It’s Durian season here folks, a season (un) affectionately termed by me to describe a period of time in Bali when durian fruit is (un) fortunately plentiful. It is so abundant, in fact, that you can smell it in the air many meters before you actually come upon it. For those who like durian fruit, this is a convenient tracking mechanism. However, I liken this olfactory experience to encountering a frightened skunk.

For those of you who don’t already know, durian emits a funk funkier than the P-funk All-stars. It’s like the smell of mass death, of giving up, of wickedness, of sin.

Yet people here eat it! Nice people, who are smart and funny and sane. These otherwise intelligent, good people purposefully go to the market with the intention of purchasing durian fruit, and they they eat it…willingly! They cut open that spikey melon ball, and they chew, savor and suck that martian meat. Then they lick their fingers with appreciation and lean back in gratitude. Gratitude for what? Day-old Easter ham that’s been mushed together then farted on before serving?

A few weeks ago I was driving back from the beach and came upon the smell of that fruity time bomb as I traveled innocently home to my villa. Afraid that the smell might karate kick me off my bike, I held my breath and sped up in hopes of telephoning myself past the horrific smell. About 10 minutes later I was finally able to take a breath without gagging. Unfortunately, I’m pretty sure the durian-polluted air I was forced to breath prior to that (only enough to stay alive) left bits of it stuck in my teeth, because despite flossing every night, I had bad breath for a week.

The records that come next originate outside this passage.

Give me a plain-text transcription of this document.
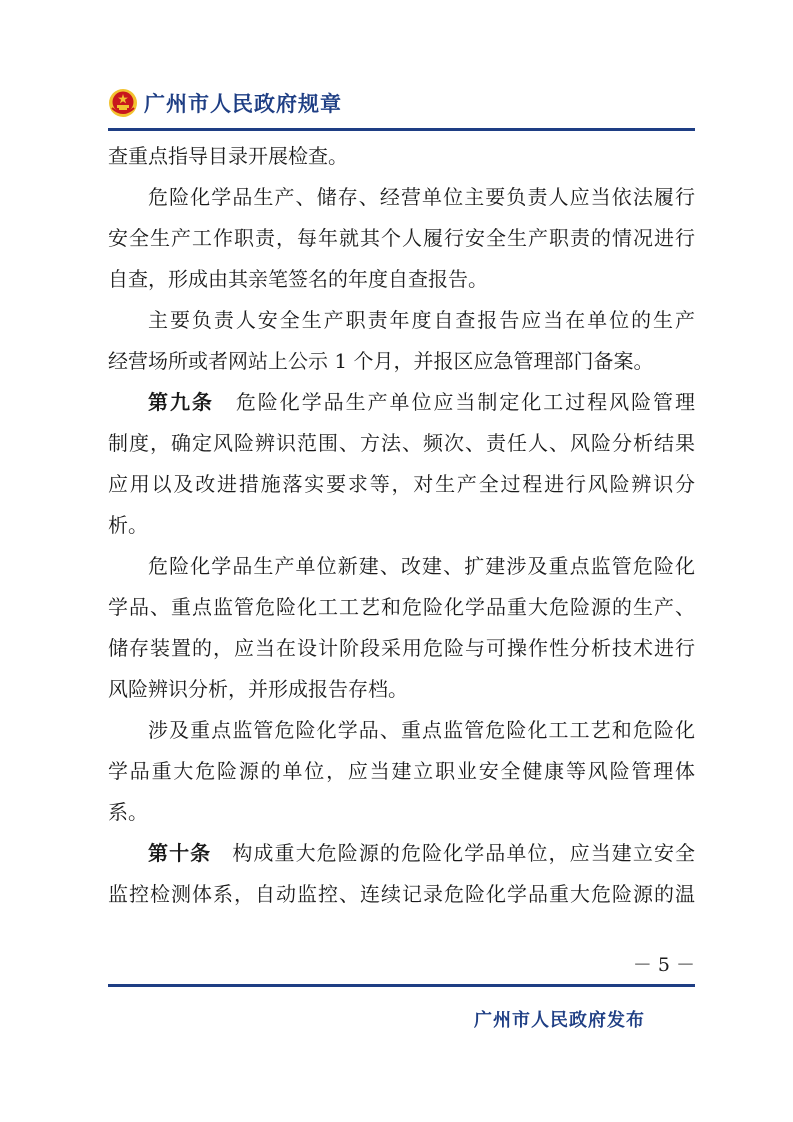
广州市人民政府规章
查重点指导目录开展检查。
危险化学品生产、储存、经营单位主要负责人应当依法履行
安全生产工作职责，每年就其个人履行安全生产职责的情况进行
自查，形成由其亲笔签名的年度自查报告。
主要负责人安全生产职责年度自查报告应当在单位的生产
经营场所或者网站上公示 1 个月，并报区应急管理部门备案。
第九条　 危险化学品生产单位应当制定化工过程风险管理
制度，确定风险辨识范围、方法、频次、责任人、风险分析结果
应用以及改进措施落实要求等，对生产全过程进行风险辨识分
析。
危险化学品生产单位新建、改建、扩建涉及重点监管危险化
学品、重点监管危险化工工艺和危险化学品重大危险源的生产、
储存装置的，应当在设计阶段采用危险与可操作性分析技术进行
风险辨识分析，并形成报告存档。
涉及重点监管危险化学品、重点监管危险化工工艺和危险化
学品重大危险源的单位，应当建立职业安全健康等风险管理体
系。
第十条　 构成重大危险源的危险化学品单位，应当建立安全
监控检测体系，自动监控、连续记录危险化学品重大危险源的温
－ 5 －
广州市人民政府发布
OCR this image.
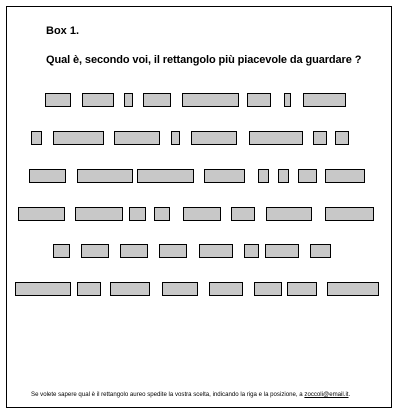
Box 1.
Qual è, secondo voi, il rettangolo più piacevole da guardare ?
Se volete sapere qual è il rettangolo aureo spedite la vostra scelta, indicando la riga e la posizione, a zoccoli@email.it.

But that’s how durian works: it warns you not to eat it by emitting a smell more foul than even the most creative mind can fathom. Really, it is begging you not to eat it. It’s like, “Hey, you seem pretty smart, but let me make this really easy for you. You know that smell that’s making you woozy? That’s me. So why not pick the Special instead.”

Seriously. Eating durian is as nonsensical as cuddling a skunk because you think that their odor means they want you to come closer. They don’t! And neither does durian.

I remember the first and only time I tried durian, I regretted it before I sunk my teeth into it. It tastes like a turkey dinner that has been mashed together, thrown in the trash for a few days, pulled out, then refrigerated uncovered for a week before serving. Again, it cautions you not in ingest it. Much like spoiled milk that has gone the way of cottage cheese, it’s like, “Hey, I’ve been here a while and no matter how pristine my packaging still looks, I’m more like an open casket funeral than a treasure chest.”

I ignored the warning, and ate the durian anyway, choosing to satisfy my ego by proving that I could eat it. I won’t make that mistake again. The next time I am accosted by such an upsetting smell I’m going to be like, “Thanks for the warning. I’ll see you later.” And of course I’ll be using “later” in the social sense, which many a washed-up actor has come to understand as a euphemism for “never.”

It’s duck season also, only just at my villa. That’s because what it really is is harvest season in the rice fields outside my back porch. Normally they stand peacefully, only making themselves apparent when the wind blows and they are growing old (and therefore tall) and tired, so they sway back and forth like young lovers dancing, making a soft rustling noise that tickles my eardrums.

Anyway, duck season is really nothing like this. Duck season occurs after those stalks have had a good bang and the rice has been shed from their wiry appendages (i.e. the stalks). Next their love nest is turned into a funeral pyre and burned, eliminating all traces of their consummation and making way for the next batch. Finally, they flush it all away with water then irrigate it with water. This is before they grind up all the mud with these archaic looking tractors and replant. Right before this, they let a WHAT of ducks into this swampy area to eat bugs and then relieve themselves, thus fertilizing the ground for the next rice harvest.